The final season of Game of Thrones probably won't air until 2019, but the cast is already divulging little tidbits about it. Here's everything the cast has said about season 8 so far:

Kit Harington

"It’s a lot of—it’s just bigger than it’s ever been! It is sinking in. It’s just quite emotional," he told Time. "I don’t know how I’m going to feel sometime next year when I’ve finished. It’s quite a sudden shift, I guess, but it feels like the right time."

Sophie Turner

"It's definitely more epic this season, for sure. It grows and grows and grows. There are bigger and more fantastical elements, which have always been underlying throughout, but this time, it's really emerging and there are very big roles this season,” she told The Hollywood Reporter. "There are more relationships formed this season than any other, and more people meeting and more conspiracies and plotting and forming of alliances. We have had to parallel the two, just to ensure we keep that balance just right. It's a special, magic recipe.”

Jason Momoa

"It’s going to be the greatest thing that’s ever aired on TV," he told Entertainment Weekly. "It’s going to be unbelievable.

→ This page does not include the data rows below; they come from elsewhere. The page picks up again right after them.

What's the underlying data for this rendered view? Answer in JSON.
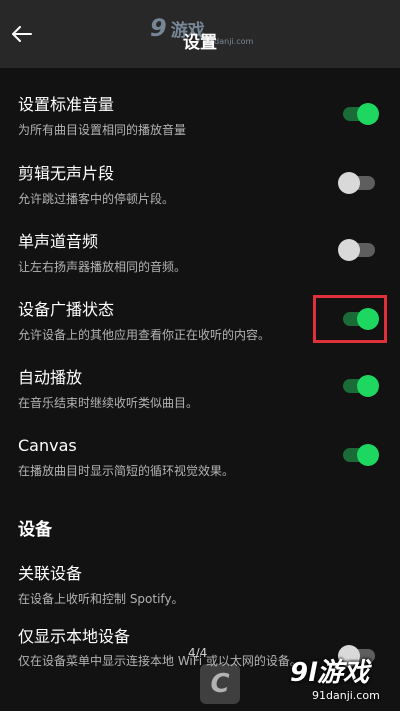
{
  "header": {
    "title": "设置",
    "back_icon": "arrow-left-icon",
    "watermark": {
      "logo": "9",
      "text": "游戏",
      "url": "91danji.com"
    }
  },
  "colors": {
    "accent": "#1ed760",
    "background": "#121212",
    "header": "#282828",
    "highlight": "#e0303a"
  },
  "settings": [
    {
      "title": "设置标准音量",
      "desc": "为所有曲目设置相同的播放音量",
      "enabled": true
    },
    {
      "title": "剪辑无声片段",
      "desc": "允许跳过播客中的停顿片段。",
      "enabled": false
    },
    {
      "title": "单声道音频",
      "desc": "让左右扬声器播放相同的音频。",
      "enabled": false
    },
    {
      "title": "设备广播状态",
      "desc": "允许设备上的其他应用查看你正在收听的内容。",
      "enabled": true
    },
    {
      "title": "自动播放",
      "desc": "在音乐结束时继续收听类似曲目。",
      "enabled": true
    },
    {
      "title": "Canvas",
      "desc": "在播放曲目时显示简短的循环视觉效果。",
      "enabled": true
    }
  ],
  "devices_section": {
    "heading": "设备",
    "items": [
      {
        "title": "关联设备",
        "desc": "在设备上收听和控制 Spotify。"
      },
      {
        "title": "仅显示本地设备",
        "desc": "仅在设备菜单中显示连接本地 WiFi 或以太网的设备。",
        "enabled": false
      }
    ]
  },
  "overlay": {
    "page_indicator": "4/4",
    "brand": "9l游戏",
    "site": "91danji.com",
    "cz": "C"
  }
}
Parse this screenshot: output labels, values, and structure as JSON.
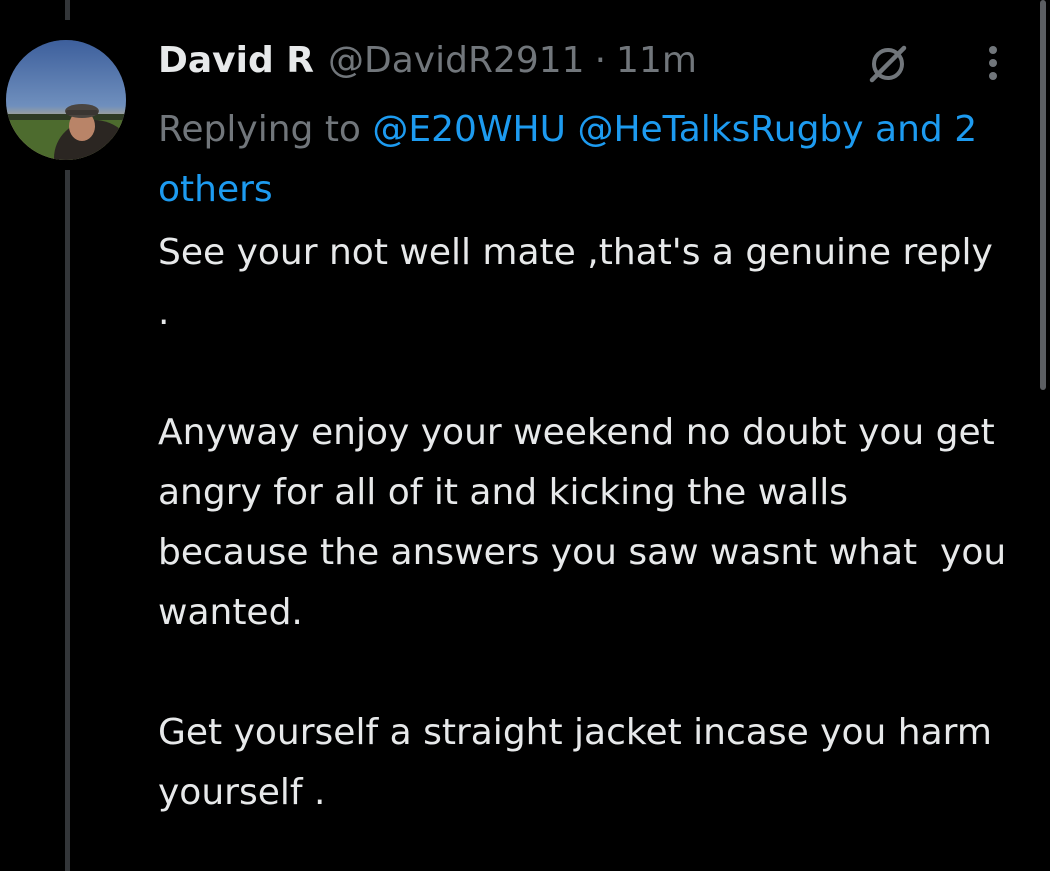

It’s going to fuck up a lot of people."

John Bradley

“I think what we used to call Episode 9 in ‘Game of Thrones’ folklore — the episode when everything comes to a head and you get a lot of spectacular sequences — I think you’re gonna get six ‘Episode 9s’ this year,” Bradley told The Huffington Post. “You can tell that because we’ve got directors who have been in charge of some of the most huge setpieces in the past doing episodes all throughout the season.”

Liam Cunningham

"[The episodes are] definitely going to be bigger and what I hear is longer. We’re filming right up until the summer," he told TV Guide. "When you think about it, up until last season we’d have six months to do ten episodes, so we’re [doing] way more than that for six episodes. So that obviously will translate into longer episodes."

Kit Harington

"I’m really emotional about it. We had the read through last week, so I know everything. But I cried at the end – not over anything particular that happened – but it’s been 8 years and no one cares about it more than we do," he told a BBC talk show.